Updated

Fresh off its latest political victory in Alaska, the Tea Party Express is now jumping into the Delaware Republican Senate primary to back longshot candidate Christine O'Donnell, a fiscal conservative whose deep financial problems are grabbing headlines and could prevent the increasingly powerful grassroots movement from scoring a second major upset in two weeks.

The Tea Party Express told FoxNews.com it was aware of O'Donnell's campaign debts, her past troubles with the IRS over unpaid taxes and the sale of her foreclosed home to a campaign staffer to settle mortgage claims before it endorsed her in her primary race against longtime Rep. Mike Castle, a moderate Republican.

Levi Russell, a spokesman for the group, said there's "very little substance to the story."

"It seems it's been blown out of proportion, no doubt by the Castle campaign, which is trying to take the focus off of his liberal voting record," Russell said. "I think it's just ugly campaign tactics."

The Tea Party Express said it plans to spend at least $250,000 for O'Donnell before the Sept. 14 primary. The group spent around $600,000 to help Joe Miller upset Sen. Lisa Murkowski in the Alaska Republican primary last week.

The winner will take on New Castle County Executive Chris Coons, the Democratic nominee, in November for Vice President Biden's longtime Senate seat. It is the third time O'Donnell has run for Senate; she lost the election to Biden two years ago.

According to a Rasmussen poll last month, Coons trails Castle but leads O'Donnell by 10 percentage points.

Castle told Fox News that "it's discouraging in a way" to have the Tea Party throw its support behind O'Donnell. "The only way to deal with this is to match it, not just dollar-wise, but answer allegations to prove why I would be a better candidate and make sure that message is out there.

"I'm fully aware they are coming in," he said. "I intended to fully engage any campaign they run."

Castle said the public needs to know about O'Donnell's financial problems.

"She may be a fiscal conservative, but she's had problems in her own life," he said. "She has no government experience whatsoever. She just states what she believes in. She doesn't have experience in getting things done."

"She could not possibly get elected in the state of Delaware," he said.

O'Donnell fired back that Castle's statement "clearly shows how out of touch he is with average Americans."

"Americans are faced with financial hardships, because of politicians like Castle that have been living in a bubble and voting liberally with [House Speaker Nancy] Pelosi and [Senate Majority Leader Harry] Reid," O'Donnell said in a written statement to FoxNews.com.

Her website contains documents that respond to some of her opponents' charges.

The site posts a letter from the IRS dated in February stating that she deserves "some relief" from a 2005 tax audit of more than $18,000 in wages and vehicle expenses. The letter requests more information for nearly $10,000 spent on travel, meals and entertainment and legal and professional fees.

The site also posts a letter from CitiMortage showing that her home was sold through a private mortgage company and not a public foreclosure.

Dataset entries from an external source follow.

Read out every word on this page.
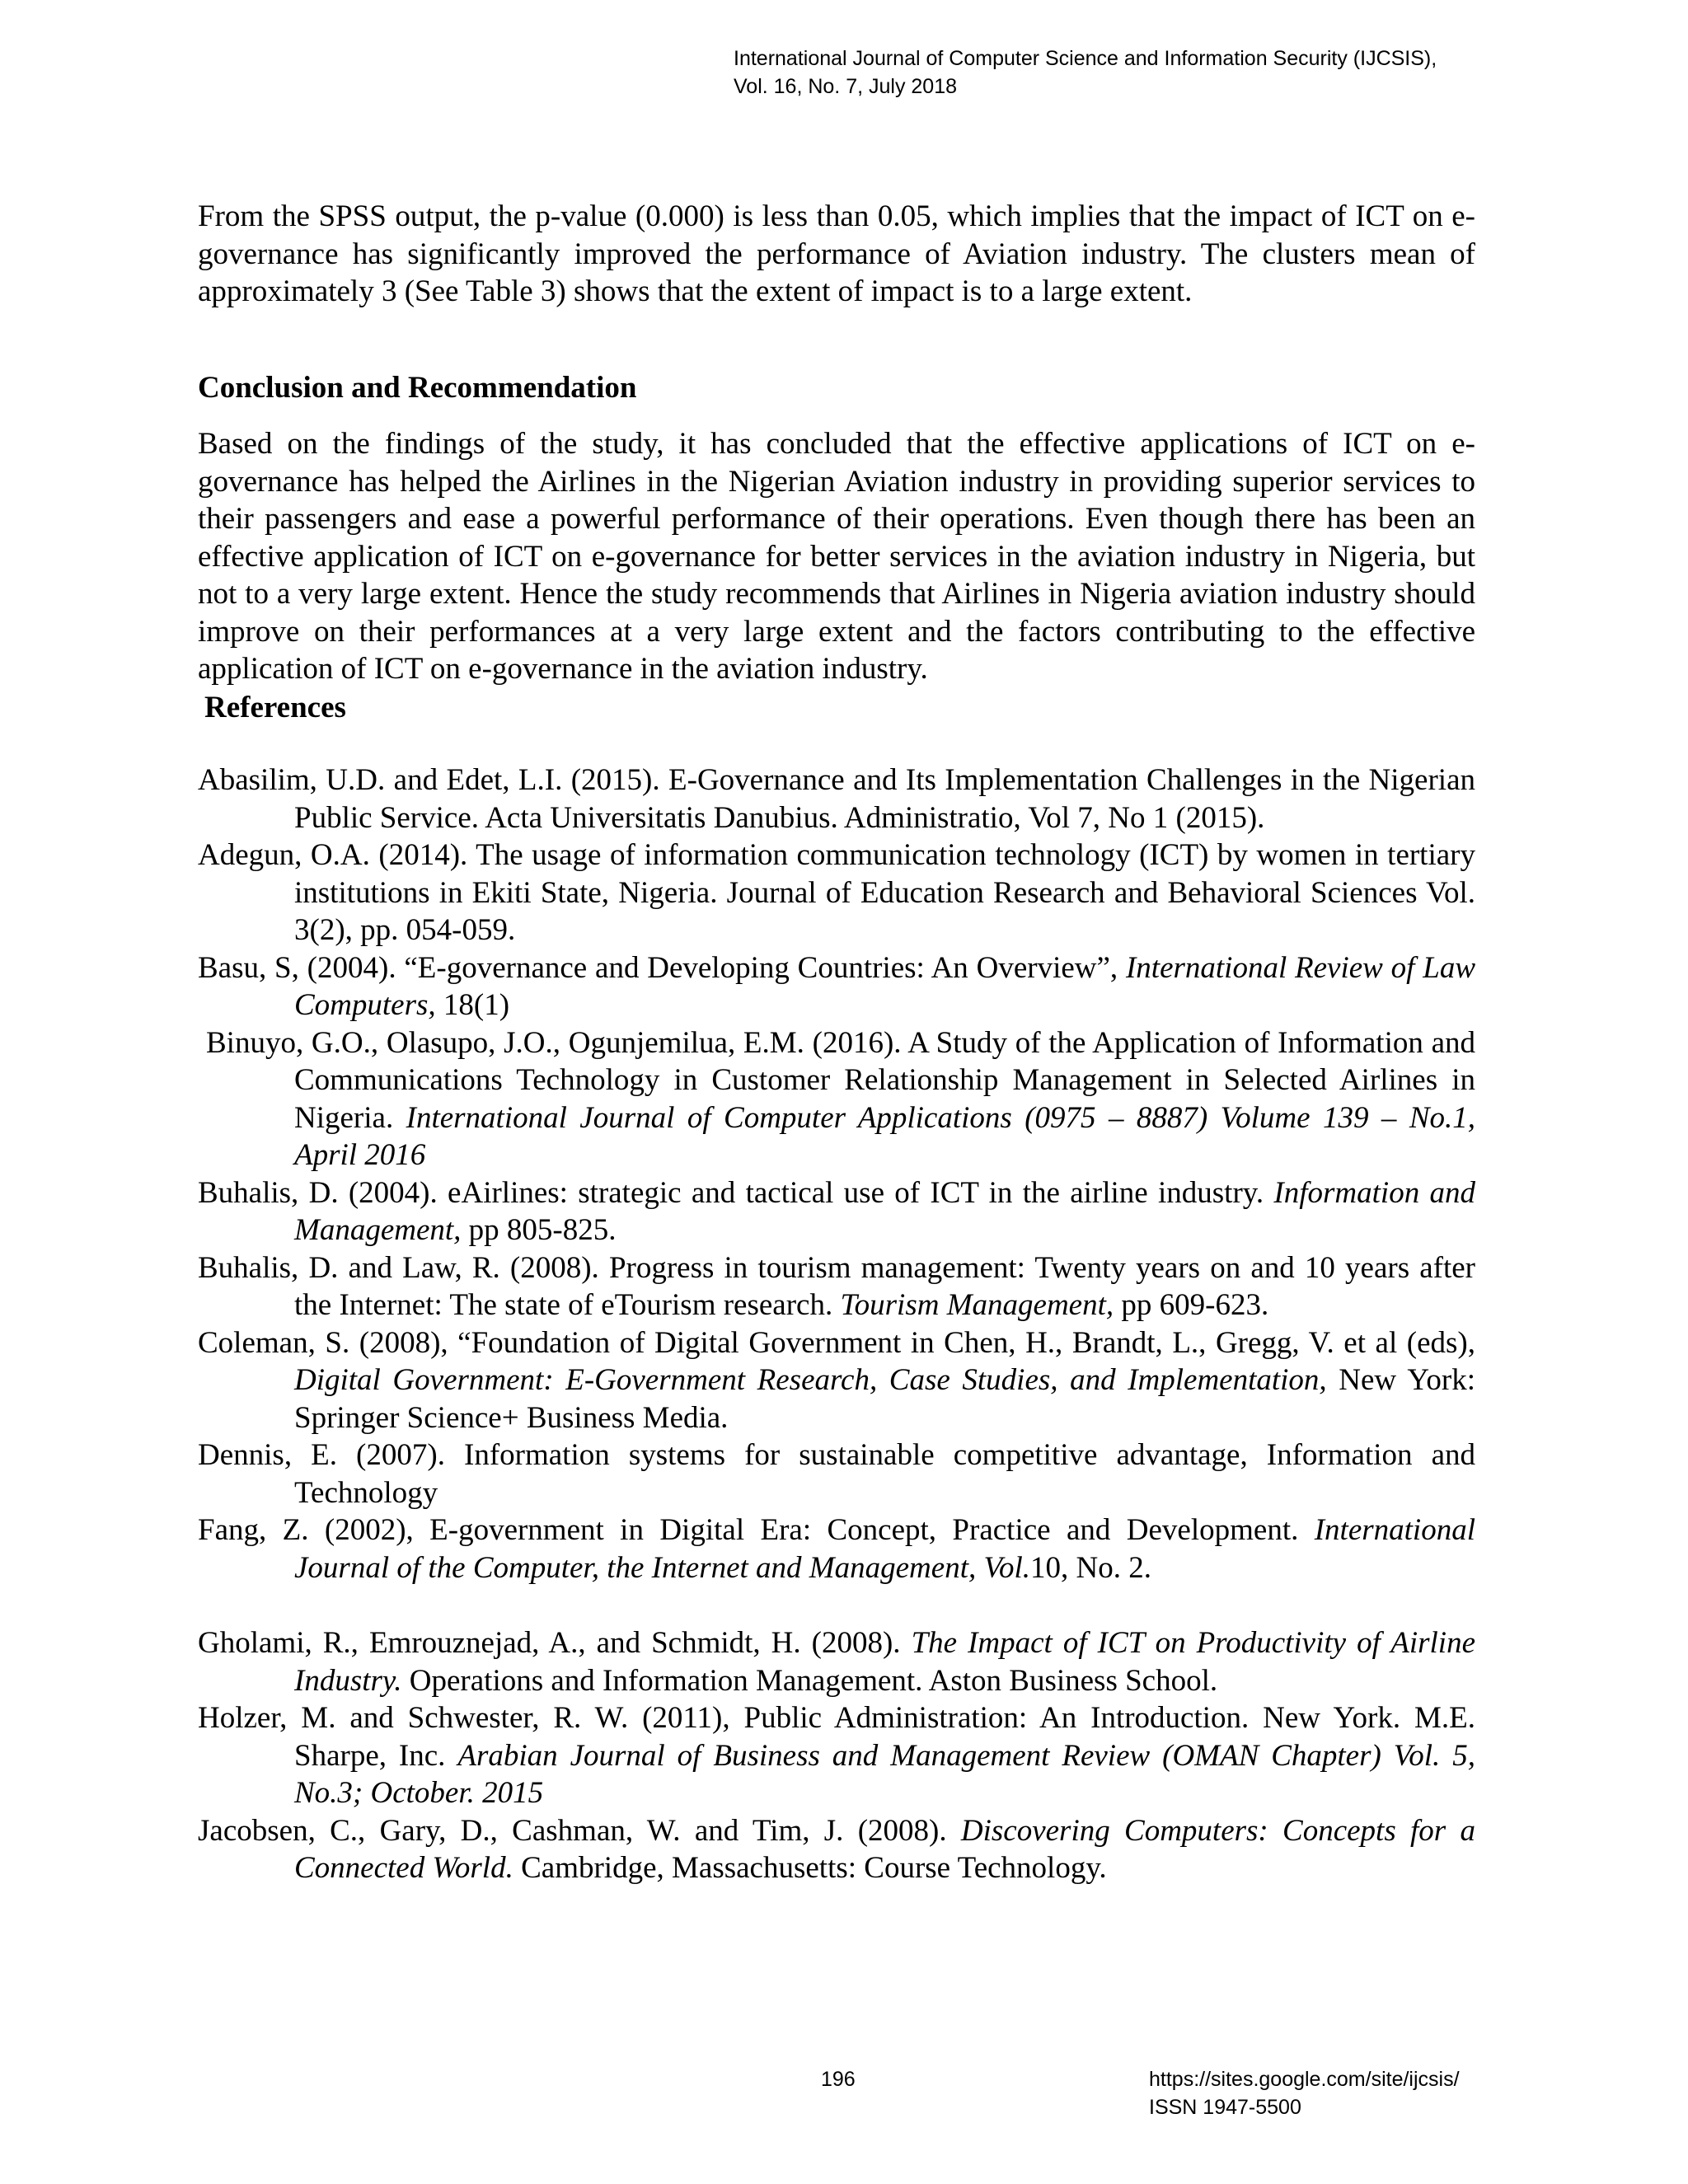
International Journal of Computer Science and Information Security (IJCSIS),
Vol. 16, No. 7, July 2018
From the SPSS output, the p-value (0.000) is less than 0.05, which implies that the impact of ICT on e-governance has significantly improved the performance of Aviation industry. The clusters mean of approximately 3 (See Table 3) shows that the extent of impact is to a large extent.
Conclusion and Recommendation
Based on the findings of the study, it has concluded that the effective applications of ICT on e-governance has helped the Airlines in the Nigerian Aviation industry in providing superior services to their passengers and ease a powerful performance of their operations. Even though there has been an effective application of ICT on e-governance for better services in the aviation industry in Nigeria, but not to a very large extent. Hence the study recommends that Airlines in Nigeria aviation industry should improve on their performances at a very large extent and the factors contributing to the effective application of ICT on e-governance in the aviation industry.
References

Abasilim, U.D. and Edet, L.I. (2015). E-Governance and Its Implementation Challenges in the Nigerian Public Service. Acta Universitatis Danubius. Administratio, Vol 7, No 1 (2015).

Adegun, O.A. (2014). The usage of information communication technology (ICT) by women in tertiary institutions in Ekiti State, Nigeria. Journal of Education Research and Behavioral Sciences Vol. 3(2), pp. 054-059.

Basu, S, (2004). “E-governance and Developing Countries: An Overview”, International Review of Law Computers, 18(1)

Binuyo, G.O., Olasupo, J.O., Ogunjemilua, E.M. (2016). A Study of the Application of Information and Communications Technology in Customer Relationship Management in Selected Airlines in Nigeria. International Journal of Computer Applications (0975 – 8887) Volume 139 – No.1, April 2016

Buhalis, D. (2004). eAirlines: strategic and tactical use of ICT in the airline industry. Information and Management, pp 805-825.

Buhalis, D. and Law, R. (2008). Progress in tourism management: Twenty years on and 10 years after the Internet: The state of eTourism research. Tourism Management, pp 609-623.

Coleman, S. (2008), “Foundation of Digital Government in Chen, H., Brandt, L., Gregg, V. et al (eds), Digital Government: E-Government Research, Case Studies, and Implementation, New York: Springer Science+ Business Media.

Dennis, E. (2007). Information systems for sustainable competitive advantage, Information and Technology

Fang, Z. (2002), E-government in Digital Era: Concept, Practice and Development. International Journal of the Computer, the Internet and Management, Vol.10, No. 2.

Gholami, R., Emrouznejad, A., and Schmidt, H. (2008). The Impact of ICT on Productivity of Airline Industry. Operations and Information Management. Aston Business School.

Holzer, M. and Schwester, R. W. (2011), Public Administration: An Introduction. New York. M.E. Sharpe, Inc. Arabian Journal of Business and Management Review (OMAN Chapter) Vol. 5, No.3; October. 2015

Jacobsen, C., Gary, D., Cashman, W. and Tim, J. (2008). Discovering Computers: Concepts for a Connected World. Cambridge, Massachusetts: Course Technology.

196	https://sites.google.com/site/ijcsis/
ISSN 1947-5500
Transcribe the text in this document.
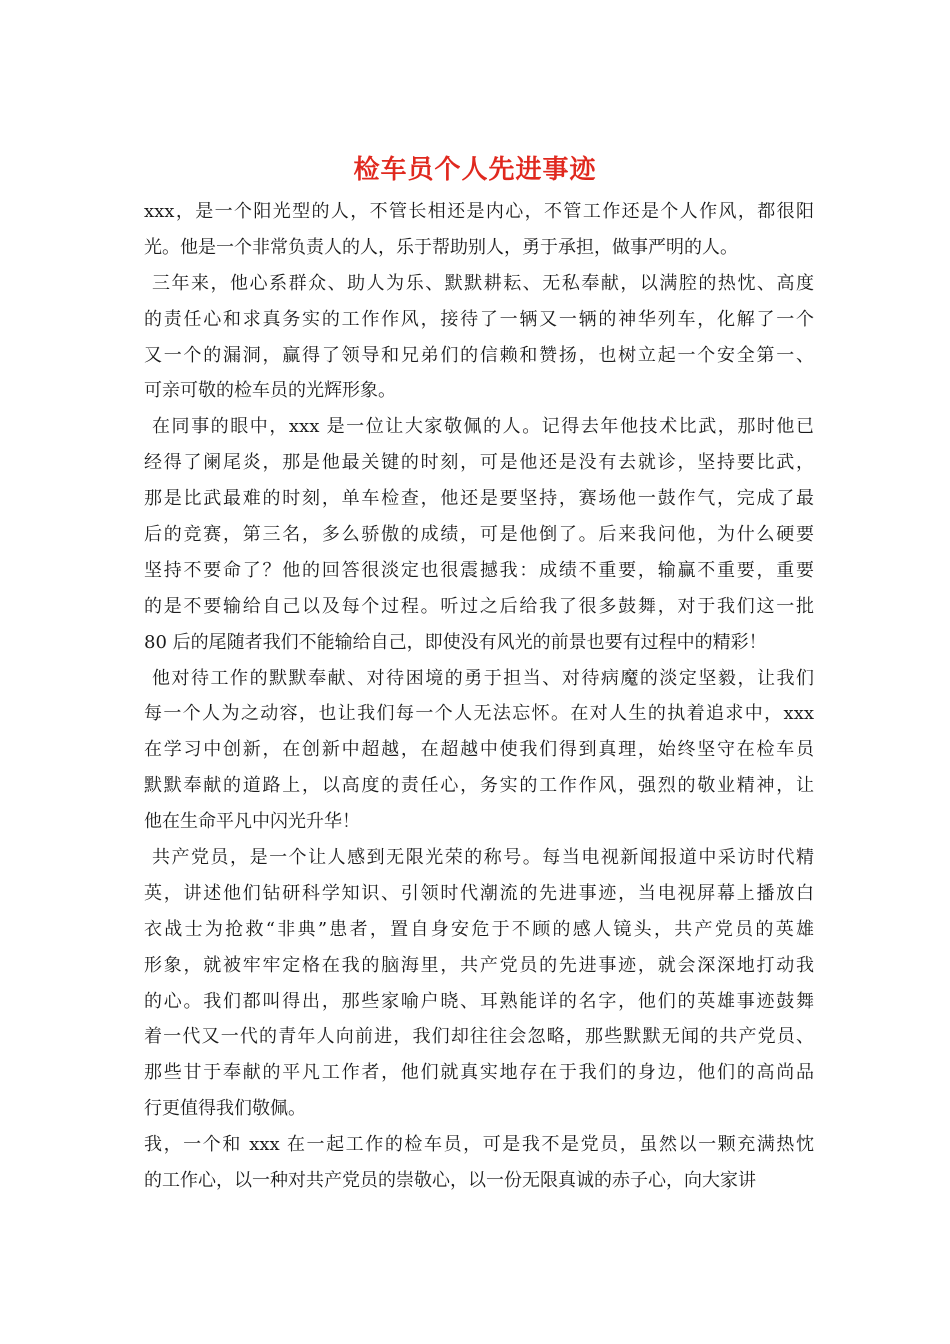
检车员个人先进事迹
xxx，是一个阳光型的人，不管长相还是内心，不管工作还是个人作风，都很阳
光。他是一个非常负责人的人，乐于帮助别人，勇于承担，做事严明的人。
三年来，他心系群众、助人为乐、默默耕耘、无私奉献，以满腔的热忱、高度
的责任心和求真务实的工作作风，接待了一辆又一辆的神华列车，化解了一个
又一个的漏洞，赢得了领导和兄弟们的信赖和赞扬，也树立起一个安全第一、
可亲可敬的检车员的光辉形象。
在同事的眼中，xxx 是一位让大家敬佩的人。记得去年他技术比武，那时他已
经得了阑尾炎，那是他最关键的时刻，可是他还是没有去就诊，坚持要比武，
那是比武最难的时刻，单车检查，他还是要坚持，赛场他一鼓作气，完成了最
后的竞赛，第三名，多么骄傲的成绩，可是他倒了。后来我问他，为什么硬要
坚持不要命了？他的回答很淡定也很震撼我：成绩不重要，输赢不重要，重要
的是不要输给自己以及每个过程。听过之后给我了很多鼓舞，对于我们这一批
80 后的尾随者我们不能输给自己，即使没有风光的前景也要有过程中的精彩！
他对待工作的默默奉献、对待困境的勇于担当、对待病魔的淡定坚毅，让我们
每一个人为之动容，也让我们每一个人无法忘怀。在对人生的执着追求中，xxx
在学习中创新，在创新中超越，在超越中使我们得到真理，始终坚守在检车员
默默奉献的道路上，以高度的责任心，务实的工作作风，强烈的敬业精神，让
他在生命平凡中闪光升华！
共产党员，是一个让人感到无限光荣的称号。每当电视新闻报道中采访时代精
英，讲述他们钻研科学知识、引领时代潮流的先进事迹，当电视屏幕上播放白
衣战士为抢救“非典”患者，置自身安危于不顾的感人镜头，共产党员的英雄
形象，就被牢牢定格在我的脑海里，共产党员的先进事迹，就会深深地打动我
的心。我们都叫得出，那些家喻户晓、耳熟能详的名字，他们的英雄事迹鼓舞
着一代又一代的青年人向前进，我们却往往会忽略，那些默默无闻的共产党员、
那些甘于奉献的平凡工作者，他们就真实地存在于我们的身边，他们的高尚品
行更值得我们敬佩。
我，一个和 xxx 在一起工作的检车员，可是我不是党员，虽然以一颗充满热忱
的工作心，以一种对共产党员的崇敬心，以一份无限真诚的赤子心，向大家讲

She has nearly $24,000 in campaign debt, and she told the Delaware News Journa she pays half of her rent with campaign donations because her townhome is also her Senate campaign headquarters.

"There are some people in Delaware who say she talks conservative and lives liberal. I say she talks conservative and lives dysfunctionally," said Tom Ross, chairman of the Republican Party of Delaware.

Ross said what troubles him most is O'Donnell's unpaid campaign debt from 2008 and the way she lives off her campaign funds.

"I think it's disingenuous, to say the least, you're asking for campaign contributions to win back the Senate seat for Republicans and it goes to pay your rent," he said.

Ross said lightning won't strike in Delaware for the Tea Party Express because O'Donnell's resume pales in comparison to other successful Tea Party favorites, like Miller, Sharron Angle, who was a state legislator in Nevada, and Rand Paul, who is an ophthalmologist in Kentucky.

"Quite frankly, she has no shot in the primary," he said. "If she won the primary, it would be an absolute disaster not only for the Republican Party in Delaware but for the Republican Party nationally. You would be giving Joe Biden's Senate seat to Democrats on a silver platter."

O'Donnell said Ross' "behavior is blatantly unbecoming of a state party chairman due to the constitutional Republican platform our campaign has presented."

As for Russell, the spokesman for the Tea Party Express, he said Ross sounds like he's afraid of losing his job.

"I think it would be a disaster for him if she won because he wouldn't be around much longer as head of the Republican Party in Delaware," he said.